THE CANON OF THE NEW TESTAMENT; OR, WHY ITS BOOKS ARE REGARDED AS AUTHENTIC AND CREDIBLE.

By the canon of Scripture, is meant the list or catalogue of the books that constitute the Scriptures. Etymologically, canon is, in Greek, the mechanic's implement called a rule or square; thence, figuratively, it denotes any rule, or measure, or test, or principle of judgment. Ecclesiastically, a canon of the church is a decree of the church; and in critical theology, the canon of Scripture is the catalogue of books resulting from the real or supposed application of certain tests or rules of selection.

The canon of the Old Testament (in Protestant churches) embraces, as we have before seen (Vol. I. p. 13, &c.), all the remains of Hebrew literature that existed at, and for some time before, the Christian era; the "Books called Apocrypha" being certain Greek Jewish writings of the latter part of the period. The distinction between canonical and apocryphal is there simply of a literary and chronological kind,—the former class including the native Hebrew and more ancient literature of the Jews; and the latter, their more recent Greek literature, chiefly of Alexandrian growth. The Roman Catholic Church, however, disregards these distinctions, and pronounces all the books of the Old Testament and Apocrypha alike canonical, and all of them alike inspired. That any principle of selection or exclusion was ever adopted in forming the canon of the Jewish Scriptures is, to say the least, very questionable. Time alone appears to have been the discriminator, and not invariably to have been guided by the sacredness of the subject-matter in what he has preserved.

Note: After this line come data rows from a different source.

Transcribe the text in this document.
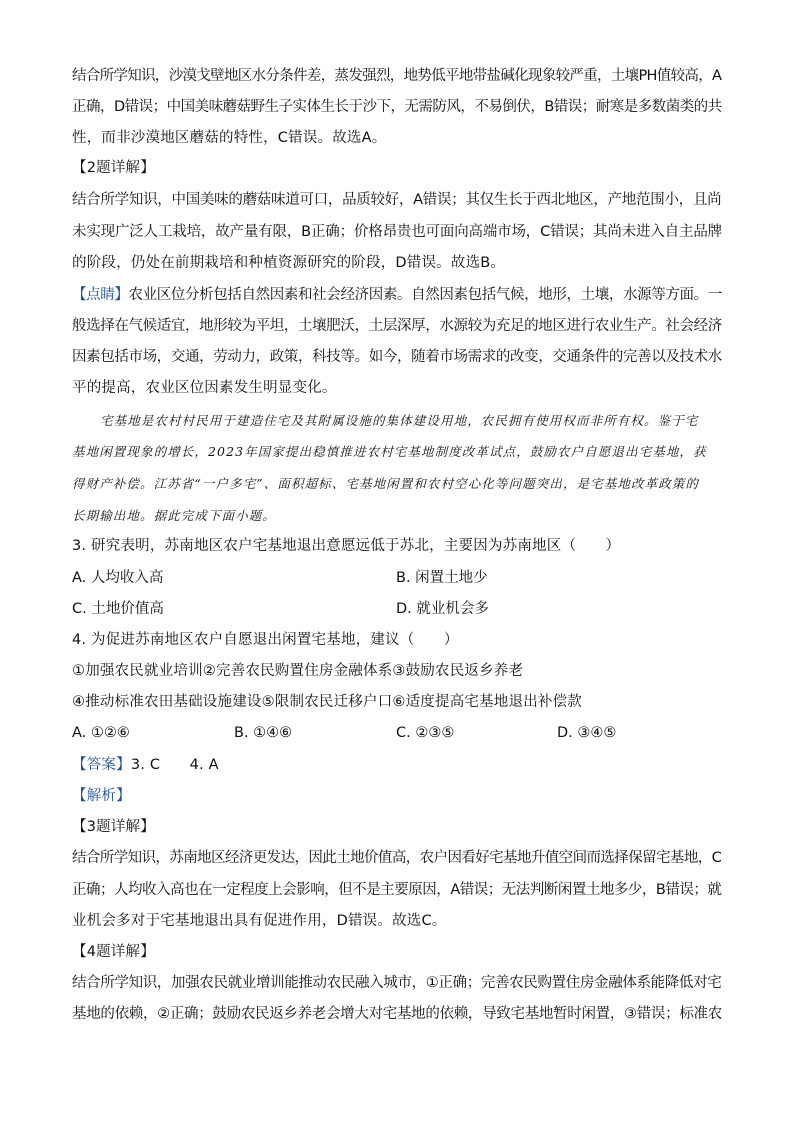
结合所学知识，沙漠戈壁地区水分条件差，蒸发强烈，地势低平地带盐碱化现象较严重，土壤PH值较高，A
正确，D错误；中国美味蘑菇野生子实体生长于沙下，无需防风，不易倒伏，B错误；耐寒是多数菌类的共
性，而非沙漠地区蘑菇的特性，C错误。故选A。
【2题详解】
结合所学知识，中国美味的蘑菇味道可口，品质较好，A错误；其仅生长于西北地区，产地范围小，且尚
未实现广泛人工栽培，故产量有限，B正确；价格昂贵也可面向高端市场，C错误；其尚未进入自主品牌
的阶段，仍处在前期栽培和种植资源研究的阶段，D错误。故选B。
【点睛】农业区位分析包括自然因素和社会经济因素。自然因素包括气候，地形，土壤，水源等方面。一
般选择在气候适宜，地形较为平坦，土壤肥沃，土层深厚，水源较为充足的地区进行农业生产。社会经济
因素包括市场，交通，劳动力，政策，科技等。如今，随着市场需求的改变，交通条件的完善以及技术水
平的提高，农业区位因素发生明显变化。
宅基地是农村村民用于建造住宅及其附属设施的集体建设用地，农民拥有使用权而非所有权。鉴于宅
基地闲置现象的增长，2023年国家提出稳慎推进农村宅基地制度改革试点，鼓励农户自愿退出宅基地，获
得财产补偿。江苏省“一户多宅”、面积超标、宅基地闲置和农村空心化等问题突出，是宅基地改革政策的
长期输出地。据此完成下面小题。
3. 研究表明，苏南地区农户宅基地退出意愿远低于苏北，主要因为苏南地区（　　）
A. 人均收入高	B. 闲置土地少
C. 土地价值高	D. 就业机会多
4. 为促进苏南地区农户自愿退出闲置宅基地，建议（　　）
①加强农民就业培训②完善农民购置住房金融体系③鼓励农民返乡养老
④推动标准农田基础设施建设⑤限制农民迁移户口⑥适度提高宅基地退出补偿款
A. ①②⑥	B. ①④⑥	C. ②③⑤	D. ③④⑤
【答案】3. C　　4. A
【解析】
【3题详解】
结合所学知识，苏南地区经济更发达，因此土地价值高，农户因看好宅基地升值空间而选择保留宅基地，C
正确；人均收入高也在一定程度上会影响，但不是主要原因，A错误；无法判断闲置土地多少，B错误；就
业机会多对于宅基地退出具有促进作用，D错误。故选C。
【4题详解】
结合所学知识，加强农民就业增训能推动农民融入城市，①正确；完善农民购置住房金融体系能降低对宅
基地的依赖，②正确；鼓励农民返乡养老会增大对宅基地的依赖，导致宅基地暂时闲置，③错误；标准农
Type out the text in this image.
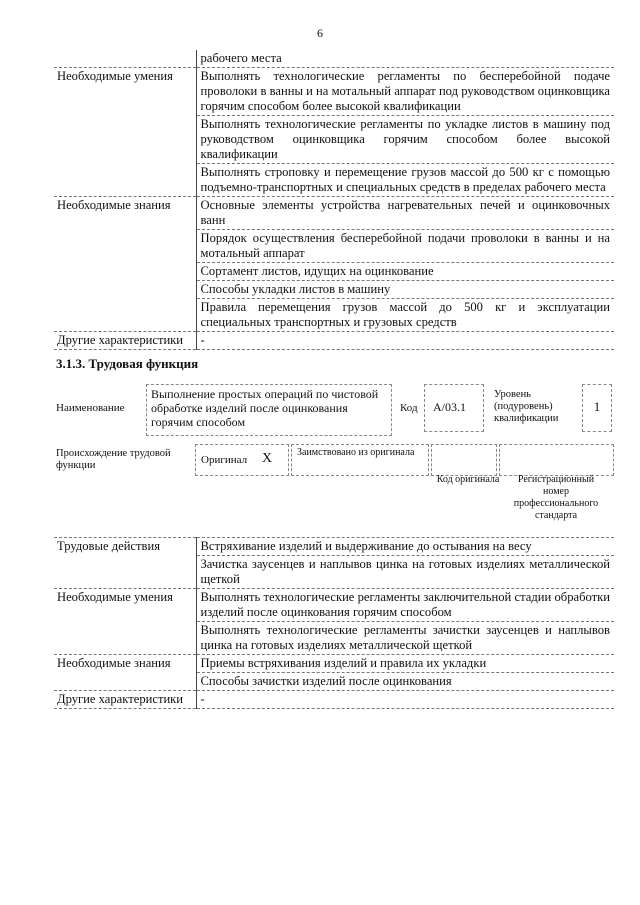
6
	рабочего места
Необходимые умения	Выполнять технологические регламенты по бесперебойной подаче проволоки в ванны и на мотальный аппарат под руководством оцинковщика горячим способом более высокой квалификации
	Выполнять технологические регламенты по укладке листов в машину под руководством оцинковщика горячим способом более высокой квалификации
	Выполнять строповку и перемещение грузов массой до 500 кг с помощью подъемно-транспортных и специальных средств в пределах рабочего места
Необходимые знания	Основные элементы устройства нагревательных печей и оцинковочных ванн
	Порядок осуществления бесперебойной подачи проволоки в ванны и на мотальный аппарат
	Сортамент листов, идущих на оцинкование
	Способы укладки листов в машину
	Правила перемещения грузов массой до 500 кг и эксплуатации специальных транспортных и грузовых средств
Другие характеристики	-
3.1.3. Трудовая функция
Наименование
Выполнение простых операций по чистовой обработке изделий после оцинкования горячим способом
Код	А/03.1
Уровень (подуровень) квалификации
1
Происхождение трудовой функции	Оригинал X Заимствовано из оригинала
Код оригинала	Регистрационный номер профессионального стандарта
Трудовые действия	Встряхивание изделий и выдерживание до остывания на весу
	Зачистка заусенцев и наплывов цинка на готовых изделиях металлической щеткой
Необходимые умения	Выполнять технологические регламенты заключительной стадии обработки изделий после оцинкования горячим способом
	Выполнять технологические регламенты зачистки заусенцев и наплывов цинка на готовых изделиях металлической щеткой
Необходимые знания	Приемы встряхивания изделий и правила их укладки
	Способы зачистки изделий после оцинкования
Другие характеристики	-
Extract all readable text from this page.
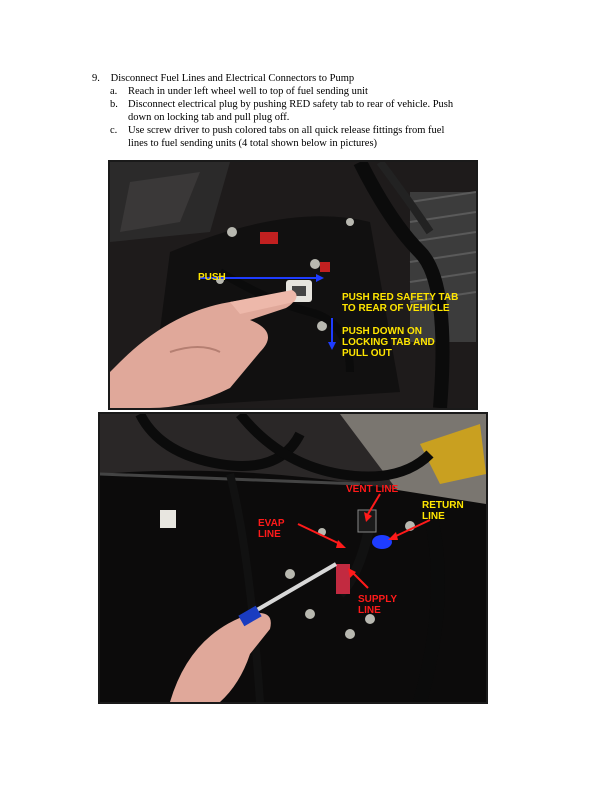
9. Disconnect Fuel Lines and Electrical Connectors to Pump
a. Reach in under left wheel well to top of fuel sending unit
b. Disconnect electrical plug by pushing RED safety tab to rear of vehicle. Push
down on locking tab and pull plug off.
c. Use screw driver to push colored tabs on all quick release fittings from fuel
lines to fuel sending units (4 total shown below in pictures)
PUSH
PUSH RED SAFETY TAB
TO REAR OF VEHICLE
PUSH DOWN ON
LOCKING TAB AND
PULL OUT
VENT LINE
RETURN
LINE
EVAP
LINE
SUPPLY
LINE
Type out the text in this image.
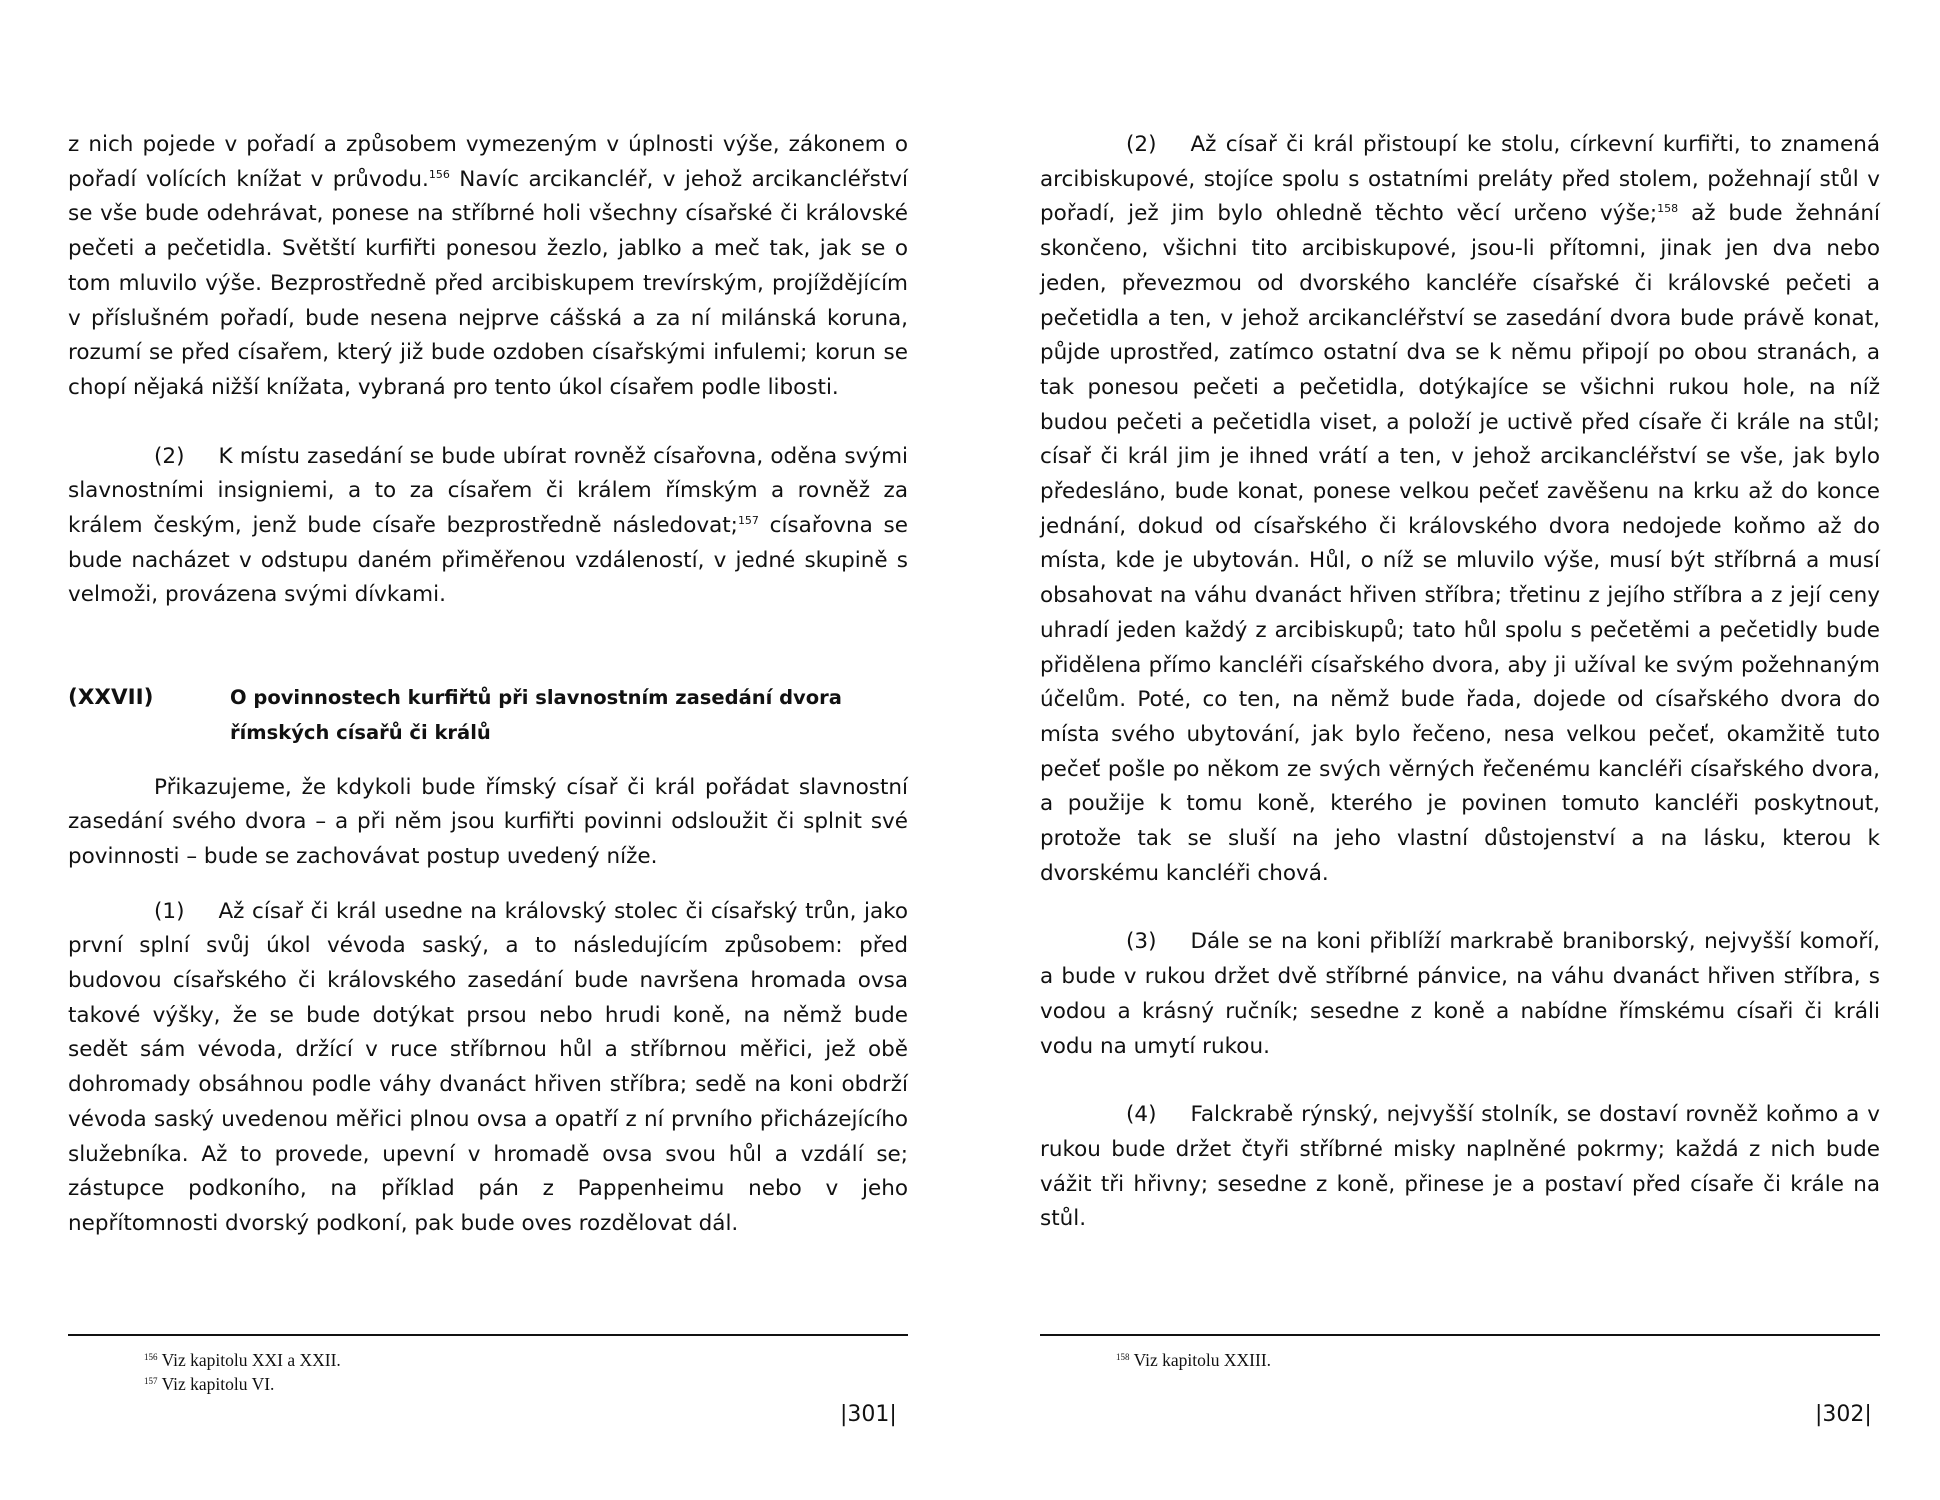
z nich pojede v pořadí a způsobem vymezeným v úplnosti výše, zákonem o pořadí volících knížat v průvodu.$^{156}$ Navíc arcikancléř, v jehož arcikancléřství se vše bude odehrávat, ponese na stříbrné holi všechny císařské či královské pečeti a pečetidla. Světští kurfiřti ponesou žezlo, jablko a meč tak, jak se o tom mluvilo výše. Bezprostředně před arcibiskupem trevírským, projíždějícím v příslušném pořadí, bude nesena nejprve cášská a za ní milánská koruna, rozumí se před císařem, který již bude ozdoben císařskými infulemi; korun se chopí nějaká nižší knížata, vybraná pro tento úkol císařem podle libosti.

(2) K místu zasedání se bude ubírat rovněž císařovna, oděna svými slavnostními insigniemi, a to za císařem či králem římským a rovněž za králem českým, jenž bude císaře bezprostředně následovat;$^{157}$ císařovna se bude nacházet v odstupu daném přiměřenou vzdáleností, v jedné skupině s velmoži, provázena svými dívkami.

(XXVII)	O povinnostech kurfiřtů při slavnostním zasedání dvora římských císařů či králů

Přikazujeme, že kdykoli bude římský císař či král pořádat slavnostní zasedání svého dvora – a při něm jsou kurfiřti povinni odsloužit či splnit své povinnosti – bude se zachovávat postup uvedený níže.

(1) Až císař či král usedne na královský stolec či císařský trůn, jako první splní svůj úkol vévoda saský, a to následujícím způsobem: před budovou císařského či královského zasedání bude navršena hromada ovsa takové výšky, že se bude dotýkat prsou nebo hrudi koně, na němž bude sedět sám vévoda, držící v ruce stříbrnou hůl a stříbrnou měřici, jež obě dohromady obsáhnou podle váhy dvanáct hřiven stříbra; sedě na koni obdrží vévoda saský uvedenou měřici plnou ovsa a opatří z ní prvního přicházejícího služebníka. Až to provede, upevní v hromadě ovsa svou hůl a vzdálí se; zástupce podkoního, na příklad pán z Pappenheimu nebo v jeho nepřítomnosti dvorský podkoní, pak bude oves rozdělovat dál.

$^{156}$ Viz kapitolu XXI a XXII.
$^{157}$ Viz kapitolu VI.
|301|

(2) Až císař či král přistoupí ke stolu, církevní kurfiřti, to znamená arcibiskupové, stojíce spolu s ostatními preláty před stolem, požehnají stůl v pořadí, jež jim bylo ohledně těchto věcí určeno výše;$^{158}$ až bude žehnání skončeno, všichni tito arcibiskupové, jsou-li přítomni, jinak jen dva nebo jeden, převezmou od dvorského kancléře císařské či královské pečeti a pečetidla a ten, v jehož arcikancléřství se zasedání dvora bude právě konat, půjde uprostřed, zatímco ostatní dva se k němu připojí po obou stranách, a tak ponesou pečeti a pečetidla, dotýkajíce se všichni rukou hole, na níž budou pečeti a pečetidla viset, a položí je uctivě před císaře či krále na stůl; císař či král jim je ihned vrátí a ten, v jehož arcikancléřství se vše, jak bylo předesláno, bude konat, ponese velkou pečeť zavěšenu na krku až do konce jednání, dokud od císařského či královského dvora nedojede koňmo až do místa, kde je ubytován. Hůl, o níž se mluvilo výše, musí být stříbrná a musí obsahovat na váhu dvanáct hřiven stříbra; třetinu z jejího stříbra a z její ceny uhradí jeden každý z arcibiskupů; tato hůl spolu s pečetěmi a pečetidly bude přidělena přímo kancléři císařského dvora, aby ji užíval ke svým požehnaným účelům. Poté, co ten, na němž bude řada, dojede od císařského dvora do místa svého ubytování, jak bylo řečeno, nesa velkou pečeť, okamžitě tuto pečeť pošle po někom ze svých věrných řečenému kancléři císařského dvora, a použije k tomu koně, kterého je povinen tomuto kancléři poskytnout, protože tak se sluší na jeho vlastní důstojenství a na lásku, kterou k dvorskému kancléři chová.

(3) Dále se na koni přiblíží markrabě braniborský, nejvyšší komoří, a bude v rukou držet dvě stříbrné pánvice, na váhu dvanáct hřiven stříbra, s vodou a krásný ručník; sesedne z koně a nabídne římskému císaři či králi vodu na umytí rukou.

(4) Falckrabě rýnský, nejvyšší stolník, se dostaví rovněž koňmo a v rukou bude držet čtyři stříbrné misky naplněné pokrmy; každá z nich bude vážit tři hřivny; sesedne z koně, přinese je a postaví před císaře či krále na stůl.

$^{158}$ Viz kapitolu XXIII.
|302|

The canon of the New Testament, however, belonging as it does to a much lower antiquity, can be shewn to have been formed upon some kind of principles of selec-. tion and rejection. Some books have been, in all periods, regarded by Christians as sacred, and others as not so. Some have been regarded in a more favourable light by certain churches than by other churches, or by certain Christians than by other Christians. Multitudes of books professing to be holy and apostolical, besides those which we recognize as Christian Scriptures, existed in the early ages of the church. St. Luke, in the first verse of his Gospel, expressly says, that "Many have taken in hand to set forth in order a declaration of those things which are most surely believed among us, even as they delivered them unto us, which from the beginning were eye-witnesses and ministers of the word." And, whether he be understood to refer to the labours of his precursors with approval (which seems the obvious meaning of his allusion), or (as some think) with dissatisfaction and with the intention to displace their histories by a more full and accurate one of his own,—the fact is attested by him beyond dispute, that there were already existing many records of the gospel history in part, if not as a whole. That any of these earlier records now exist, we have no reason to believe. The fuller histories by the evangelists may very naturally have thrown the more fragmentary ones into oblivion. But many productions of the first, second and third centuries still exist, and many others now lost are mentioned by ecclesiastical writers, which had assumed the names of various apostles and apostolic men, but were rejected as forgeries, or as not sufficiently important, almost with one consent by the early fathers of the Christian church; while the books now forming our New Testament were accepted as canonical, most of them unanimously, and the rest of them with general,

though not universal, consent. These discriminating testimonies will be presently brought forward.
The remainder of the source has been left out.